MY COMMENT: see the high lighting. The old had 4 conditions. The new is missing the condition that restricts the purchase price to a max of $300K

OLD bullet point 4:
The price at which Centurion is obligated to purchase the Put Shares will be the lesser of 97% of the market price of our common stock or the market price minus $0.01 per share, but in no event shall it be less than the minimum price stated in the Advance Put Notice. The market price of our common stock for each Put shall be the average of the three lowest volume weighted average prices for our common stock during a 15 day Put Pricing Period immediately following the Put Date.

NEW bullet point 4:
The price at which Centurion is obligated to purchase the Put Shares will be the lesser of 97% of the market price of our common stock or the market price minus $0.01 per share, but in no event shall it be less than the minimum price stated in the Advance Put Notice. The market price of our common stock for each Put shall be the average of the three lowest volume weighted average prices for our common stock during a 15 day Put Pricing Period immediately following the Put Date.

MY COMMENT: IDENTICAL!!!

OLD bullet point 5:

A Put Closing shall occur within five business days following the end of the Put Pricing Period, at which time Centurion shall deliver the purchase price for the Put Shares if we have delivered to Centurion all of the documents required for the Put Closing. If the actual number of shares purchased at the Put Closing is less than the number delivered on the Put Date, Centurion is required to return the excess shares

NEW bullet point 5:
A Put Closing shall occur five business days following the end of the Put Pricing Period, at which time Centurion shall deliver the purchase price for the Put Shares if we have delivered to Centurion all of the documents required for the Put Closing. If the actual number of shares purchased at the Put Closing is less than the number delivered on the Put Date, Centurion is required to return the excess shares.

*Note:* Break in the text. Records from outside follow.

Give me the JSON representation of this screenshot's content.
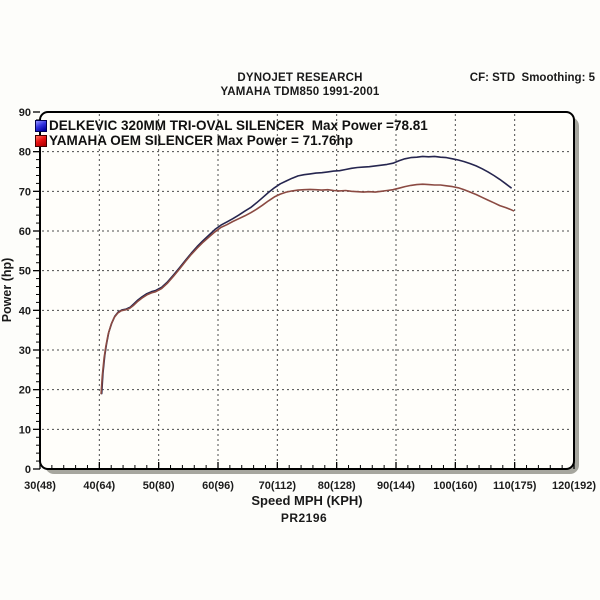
{
  "header": {
    "title": "DYNOJET RESEARCH",
    "subtitle": "YAMAHA TDM850 1991-2001",
    "settings": "CF: STD  Smoothing: 5"
  },
  "legend": {
    "items": [
      {
        "text": "DELKEVIC 320MM TRI-OVAL SILENCER  Max Power =78.81",
        "swatch_color": "#1a1ae0"
      },
      {
        "text": "YAMAHA OEM SILENCER Max Power = 71.76hp",
        "swatch_color": "#e81111"
      }
    ]
  },
  "axes": {
    "x_title": "Speed MPH (KPH)",
    "y_title": "Power (hp)"
  },
  "footer": {
    "code": "PR2196"
  },
  "colors": {
    "page_bg": "#fdfdfa",
    "plot_bg": "#fffefa",
    "border": "#000000",
    "shadow": "#a6a69e",
    "grid": "#4d4d4d",
    "delkevic_curve": "#26264f",
    "oem_curve": "#8b4a42"
  },
  "chart_data": {
    "type": "line",
    "title": "DYNOJET RESEARCH",
    "subtitle": "YAMAHA TDM850 1991-2001",
    "xlabel": "Speed MPH (KPH)",
    "ylabel": "Power (hp)",
    "xlim": [
      30,
      120
    ],
    "ylim": [
      0,
      90
    ],
    "grid": "dashed",
    "legend_position": "top-left-inside",
    "x_major_ticks": [
      30,
      40,
      50,
      60,
      70,
      80,
      90,
      100,
      110,
      120
    ],
    "x_tick_labels": [
      "30(48)",
      "40(64)",
      "50(80)",
      "60(96)",
      "70(112)",
      "80(128)",
      "90(144)",
      "100(160)",
      "110(175)",
      "120(192)"
    ],
    "y_major_ticks": [
      0,
      10,
      20,
      30,
      40,
      50,
      60,
      70,
      80,
      90
    ],
    "y_tick_labels": [
      "0",
      "10",
      "20",
      "30",
      "40",
      "50",
      "60",
      "70",
      "80",
      "90"
    ],
    "minor_tick_step": 2,
    "series": [
      {
        "name": "DELKEVIC 320MM TRI-OVAL SILENCER",
        "max_power_hp": 78.81,
        "color": "#26264f",
        "data_name": "delkevic-curve",
        "points": [
          [
            40.4,
            19
          ],
          [
            40.6,
            24
          ],
          [
            40.9,
            28.5
          ],
          [
            41.2,
            31.5
          ],
          [
            41.6,
            34.5
          ],
          [
            42.1,
            36.8
          ],
          [
            42.6,
            38.5
          ],
          [
            43.2,
            39.6
          ],
          [
            43.8,
            40.1
          ],
          [
            44.5,
            40.3
          ],
          [
            45.2,
            40.8
          ],
          [
            45.8,
            41.6
          ],
          [
            46.5,
            42.6
          ],
          [
            47.2,
            43.4
          ],
          [
            48,
            44.2
          ],
          [
            48.8,
            44.7
          ],
          [
            49.5,
            45
          ],
          [
            50.5,
            45.8
          ],
          [
            51.5,
            47.2
          ],
          [
            52.5,
            48.9
          ],
          [
            53.5,
            50.7
          ],
          [
            54.5,
            52.6
          ],
          [
            55.5,
            54.4
          ],
          [
            56.5,
            56.1
          ],
          [
            57.5,
            57.6
          ],
          [
            58.5,
            59
          ],
          [
            59.5,
            60.4
          ],
          [
            60.5,
            61.5
          ],
          [
            61.5,
            62.3
          ],
          [
            62.5,
            63.1
          ],
          [
            63.5,
            64
          ],
          [
            64.5,
            65
          ],
          [
            65.5,
            65.9
          ],
          [
            66.5,
            67.1
          ],
          [
            67.5,
            68.4
          ],
          [
            68.5,
            69.7
          ],
          [
            69.5,
            70.9
          ],
          [
            70.5,
            71.9
          ],
          [
            71.5,
            72.6
          ],
          [
            72.5,
            73.3
          ],
          [
            73.5,
            73.9
          ],
          [
            74.5,
            74.2
          ],
          [
            75.5,
            74.4
          ],
          [
            76.5,
            74.6
          ],
          [
            77.5,
            74.7
          ],
          [
            78.5,
            74.9
          ],
          [
            79.5,
            75.1
          ],
          [
            80.5,
            75.2
          ],
          [
            81.5,
            75.5
          ],
          [
            82.5,
            75.8
          ],
          [
            83.5,
            76
          ],
          [
            84.5,
            76.1
          ],
          [
            85.5,
            76.2
          ],
          [
            86.5,
            76.4
          ],
          [
            87.5,
            76.6
          ],
          [
            88.5,
            76.8
          ],
          [
            89.5,
            77.1
          ],
          [
            90.5,
            77.7
          ],
          [
            91.5,
            78.2
          ],
          [
            92.5,
            78.5
          ],
          [
            93.5,
            78.6
          ],
          [
            94.5,
            78.8
          ],
          [
            95.5,
            78.7
          ],
          [
            96.5,
            78.8
          ],
          [
            97.5,
            78.6
          ],
          [
            98.5,
            78.5
          ],
          [
            99.5,
            78.2
          ],
          [
            100.5,
            77.9
          ],
          [
            101.5,
            77.5
          ],
          [
            102.5,
            77
          ],
          [
            103.5,
            76.4
          ],
          [
            104.5,
            75.7
          ],
          [
            105.5,
            74.9
          ],
          [
            106.5,
            74
          ],
          [
            107.5,
            73
          ],
          [
            108.5,
            71.9
          ],
          [
            109.4,
            70.9
          ]
        ]
      },
      {
        "name": "YAMAHA OEM SILENCER",
        "max_power_hp": 71.76,
        "color": "#8b4a42",
        "data_name": "oem-curve",
        "points": [
          [
            40.3,
            19
          ],
          [
            40.5,
            23.5
          ],
          [
            40.8,
            28
          ],
          [
            41.1,
            31
          ],
          [
            41.5,
            34
          ],
          [
            42,
            36.5
          ],
          [
            42.5,
            38.2
          ],
          [
            43.1,
            39.3
          ],
          [
            43.7,
            39.9
          ],
          [
            44.4,
            40.1
          ],
          [
            45.1,
            40.5
          ],
          [
            45.8,
            41.3
          ],
          [
            46.5,
            42.3
          ],
          [
            47.2,
            43.1
          ],
          [
            48,
            43.9
          ],
          [
            48.8,
            44.4
          ],
          [
            49.5,
            44.7
          ],
          [
            50.5,
            45.5
          ],
          [
            51.5,
            46.9
          ],
          [
            52.5,
            48.6
          ],
          [
            53.5,
            50.4
          ],
          [
            54.5,
            52.3
          ],
          [
            55.5,
            54.1
          ],
          [
            56.5,
            55.7
          ],
          [
            57.5,
            57.2
          ],
          [
            58.5,
            58.5
          ],
          [
            59.5,
            59.8
          ],
          [
            60.5,
            60.9
          ],
          [
            61.5,
            61.6
          ],
          [
            62.5,
            62.4
          ],
          [
            63.5,
            63.1
          ],
          [
            64.5,
            63.8
          ],
          [
            65.5,
            64.6
          ],
          [
            66.5,
            65.5
          ],
          [
            67.5,
            66.5
          ],
          [
            68.5,
            67.6
          ],
          [
            69.5,
            68.6
          ],
          [
            70.5,
            69.3
          ],
          [
            71.5,
            69.8
          ],
          [
            72.5,
            70.1
          ],
          [
            73.5,
            70.3
          ],
          [
            74.5,
            70.4
          ],
          [
            75.5,
            70.5
          ],
          [
            76.5,
            70.4
          ],
          [
            77.5,
            70.3
          ],
          [
            78.5,
            70.4
          ],
          [
            79.5,
            70.2
          ],
          [
            80.5,
            70.1
          ],
          [
            81.5,
            70.2
          ],
          [
            82.5,
            70
          ],
          [
            83.5,
            69.9
          ],
          [
            84.5,
            69.8
          ],
          [
            85.5,
            69.9
          ],
          [
            86.5,
            69.8
          ],
          [
            87.5,
            70
          ],
          [
            88.5,
            70.2
          ],
          [
            89.5,
            70.4
          ],
          [
            90.5,
            70.8
          ],
          [
            91.5,
            71.2
          ],
          [
            92.5,
            71.5
          ],
          [
            93.5,
            71.7
          ],
          [
            94.5,
            71.8
          ],
          [
            95.5,
            71.7
          ],
          [
            96.5,
            71.6
          ],
          [
            97.5,
            71.6
          ],
          [
            98.5,
            71.4
          ],
          [
            99.5,
            71.2
          ],
          [
            100.5,
            70.9
          ],
          [
            101.5,
            70.4
          ],
          [
            102.5,
            69.8
          ],
          [
            103.5,
            69.2
          ],
          [
            104.5,
            68.5
          ],
          [
            105.5,
            67.8
          ],
          [
            106.5,
            67.1
          ],
          [
            107.5,
            66.4
          ],
          [
            108.5,
            65.9
          ],
          [
            109.2,
            65.5
          ],
          [
            109.8,
            65.1
          ]
        ]
      }
    ]
  }
}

MY COMMENT: see the high lighting. The new specifies the exact day where the old was looser.

OLD bullet point 6:
Each Put Date must be no sooner than five business days after the end of the previous Put Pricing Period.

NEW bullet point 6:
Each Put Date must be no sooner than five business days after the end of the previous Put Pricing Period.

MY COMMENT: IDENTICAL!!!

Now, I could disassemble every detail, but the fact is that everybody on this blog is sentient enough to grasp the basics of this deal.

The deal is not dilutive.

Pretty basic. LOL

Again, read the oryx post found at the top of this blog board and then look at the NEW document. It is simply a fact that the tiresome old lines that SFMI is a bad company run to steal from shareholders and hurt each and every one of us and fatten the Quilliams and, in the case of the two documents describing the Centurian deal, that the financing is going to be dilutive.... well, those things are just not what is found in the document that came out today.

This deal is simply NOT dilutive. It just isn't.

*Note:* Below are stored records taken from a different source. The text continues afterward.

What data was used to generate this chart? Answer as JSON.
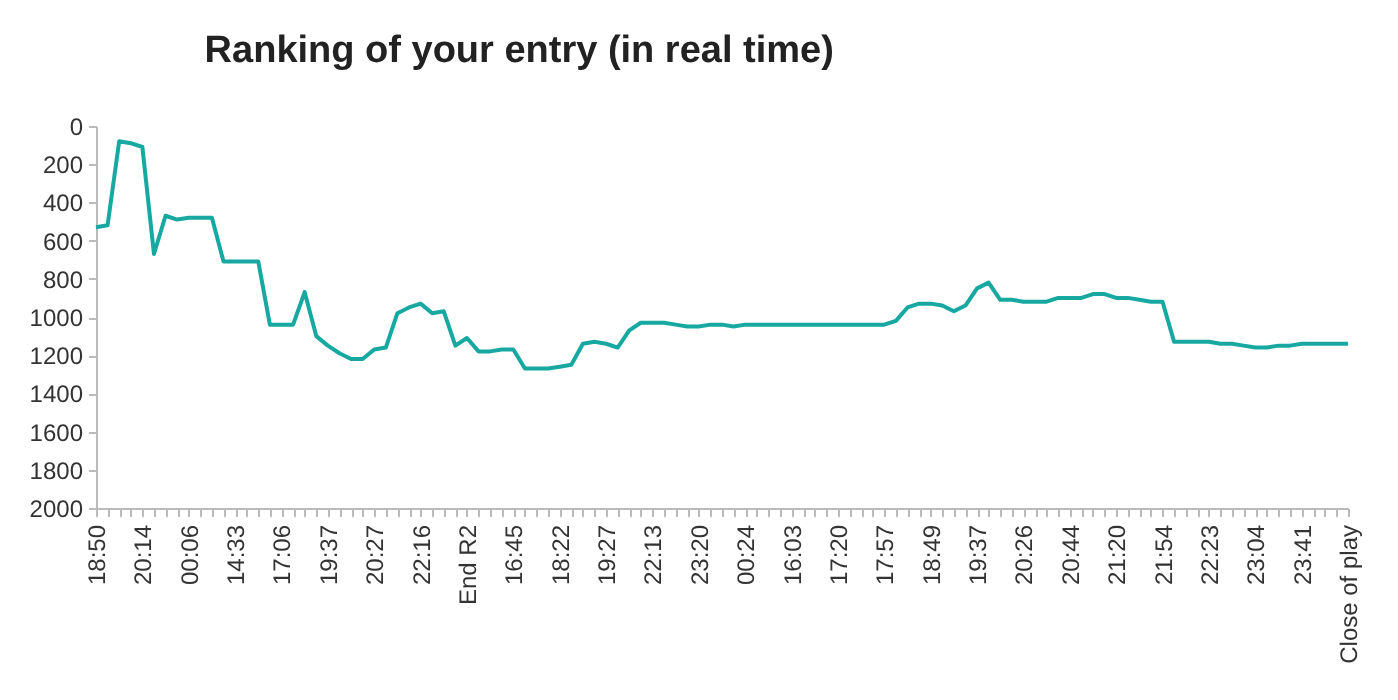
{
  "chart_data": {
    "type": "line",
    "title": "Ranking of your entry (in real time)",
    "categories": [
      "18:50",
      null,
      null,
      null,
      "20:14",
      null,
      null,
      null,
      "00:06",
      null,
      null,
      null,
      "14:33",
      null,
      null,
      null,
      "17:06",
      null,
      null,
      null,
      "19:37",
      null,
      null,
      null,
      "20:27",
      null,
      null,
      null,
      "22:16",
      null,
      null,
      null,
      "End R2",
      null,
      null,
      null,
      "16:45",
      null,
      null,
      null,
      "18:22",
      null,
      null,
      null,
      "19:27",
      null,
      null,
      null,
      "22:13",
      null,
      null,
      null,
      "23:20",
      null,
      null,
      null,
      "00:24",
      null,
      null,
      null,
      "16:03",
      null,
      null,
      null,
      "17:20",
      null,
      null,
      null,
      "17:57",
      null,
      null,
      null,
      "18:49",
      null,
      null,
      null,
      "19:37",
      null,
      null,
      null,
      "20:26",
      null,
      null,
      null,
      "20:44",
      null,
      null,
      null,
      "21:20",
      null,
      null,
      null,
      "21:54",
      null,
      null,
      null,
      "22:23",
      null,
      null,
      null,
      "23:04",
      null,
      null,
      null,
      "23:41",
      null,
      null,
      null,
      "Close of play"
    ],
    "values": [
      530,
      520,
      80,
      90,
      110,
      670,
      470,
      490,
      480,
      480,
      480,
      710,
      710,
      710,
      710,
      1040,
      1040,
      1040,
      870,
      1100,
      1150,
      1190,
      1220,
      1220,
      1170,
      1160,
      980,
      950,
      930,
      980,
      970,
      1150,
      1110,
      1180,
      1180,
      1170,
      1170,
      1270,
      1270,
      1270,
      1260,
      1250,
      1140,
      1130,
      1140,
      1160,
      1070,
      1030,
      1030,
      1030,
      1040,
      1050,
      1050,
      1040,
      1040,
      1050,
      1040,
      1040,
      1040,
      1040,
      1040,
      1040,
      1040,
      1040,
      1040,
      1040,
      1040,
      1040,
      1040,
      1020,
      950,
      930,
      930,
      940,
      970,
      940,
      850,
      820,
      910,
      910,
      920,
      920,
      920,
      900,
      900,
      900,
      880,
      880,
      900,
      900,
      910,
      920,
      920,
      1130,
      1130,
      1130,
      1130,
      1140,
      1140,
      1150,
      1160,
      1160,
      1150,
      1150,
      1140,
      1140,
      1140,
      1140,
      1140
    ],
    "color": "#17a9a1",
    "ylim": [
      2000,
      0
    ],
    "yticks": [
      0,
      200,
      400,
      600,
      800,
      1000,
      1200,
      1400,
      1600,
      1800,
      2000
    ],
    "grid": false
  }
}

And furthermore, because of the way it is constructed, the very pricing mechanisms themselves internally prevent dilution.

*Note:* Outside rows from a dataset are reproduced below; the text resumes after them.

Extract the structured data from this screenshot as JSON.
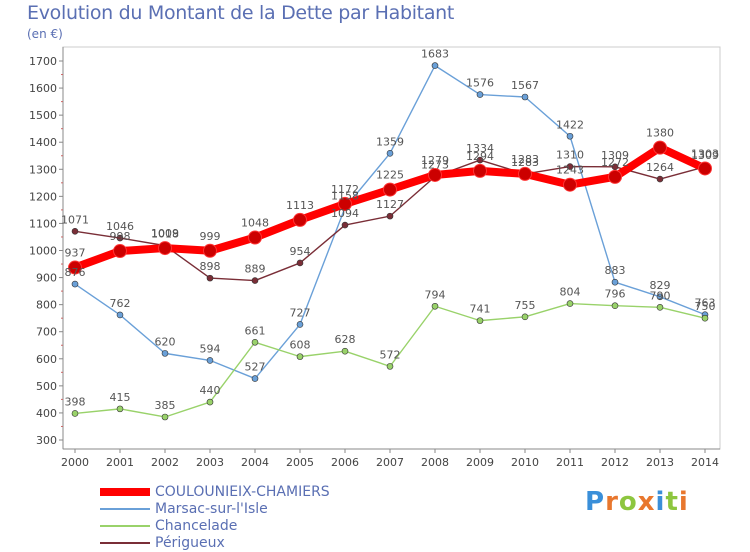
{
  "header": {
    "title": "Evolution du Montant de la Dette par Habitant",
    "unit": "(en €)"
  },
  "logo": {
    "text": "Proxiti",
    "letter_colors": [
      "#3a8fd9",
      "#e8772e",
      "#8dc63f",
      "#e8772e",
      "#3a8fd9",
      "#8dc63f",
      "#e8772e"
    ]
  },
  "chart_data": {
    "type": "line",
    "title": "Evolution du Montant de la Dette par Habitant",
    "ylabel": "(en €)",
    "xlabel": "",
    "ylim": [
      300,
      1700
    ],
    "yticks": [
      300,
      400,
      500,
      600,
      700,
      800,
      900,
      1000,
      1100,
      1200,
      1300,
      1400,
      1500,
      1600,
      1700
    ],
    "x": [
      "2000",
      "2001",
      "2002",
      "2003",
      "2004",
      "2005",
      "2006",
      "2007",
      "2008",
      "2009",
      "2010",
      "2011",
      "2012",
      "2013",
      "2014"
    ],
    "grid": false,
    "legend_position": "bottom",
    "series": [
      {
        "name": "COULOUNIEIX-CHAMIERS",
        "color": "#ff0000",
        "values": [
          937,
          998,
          1009,
          999,
          1048,
          1113,
          1172,
          1225,
          1279,
          1294,
          1283,
          1243,
          1272,
          1380,
          1303
        ]
      },
      {
        "name": "Marsac-sur-l'Isle",
        "color": "#6aa0d8",
        "values": [
          876,
          762,
          620,
          594,
          527,
          727,
          1158,
          1359,
          1683,
          1576,
          1567,
          1422,
          883,
          829,
          763
        ]
      },
      {
        "name": "Chancelade",
        "color": "#99d26a",
        "values": [
          398,
          415,
          385,
          440,
          661,
          608,
          628,
          572,
          794,
          741,
          755,
          804,
          796,
          790,
          750
        ]
      },
      {
        "name": "Périgueux",
        "color": "#7a2e37",
        "values": [
          1071,
          1046,
          1018,
          898,
          889,
          954,
          1094,
          1127,
          1273,
          1334,
          1283,
          1310,
          1309,
          1264,
          1309
        ]
      }
    ]
  }
}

THE IDEA THAT THIS IS TOXIC FINANCING IS COMPLETELY UNSUPPORTED. There is not even the tiniest bit of factual evidence that is in support of that assertion. IMHO, even employing the most powerful electron microscope in the universe to examine the very DNA of the deal would draw a complete blank as regards finding evidence of toxic financing. The details of which deal itself consists eviscerate the contention that this is TOXIC FINANCING.

Further, it is simply a fact that this deal is deliberately and intentionally and purposfully and carefully designed to raise funds, if they are necessary, while controlling issuance & sale of issued shares in a tight way that will definitely prevent dilution from being the outcome.

Simple as that.

Just read oryx's careful delineation of the OLD. Compare it to the NEW. And cease & desist with all this tripe about this being a bad deal for us shareholders because it dilutes to high heaven

That point of view is simply not true.

Simple as that.

Hope this helps.

:o)

Imperial Whazoo

"Just my opinions, folks. Do your own due diligence & make your own decisions. DO NOT... I repeat... DO NOT make any investment decisions on my comments. They are my opinions. That's all they are... OPINIONS."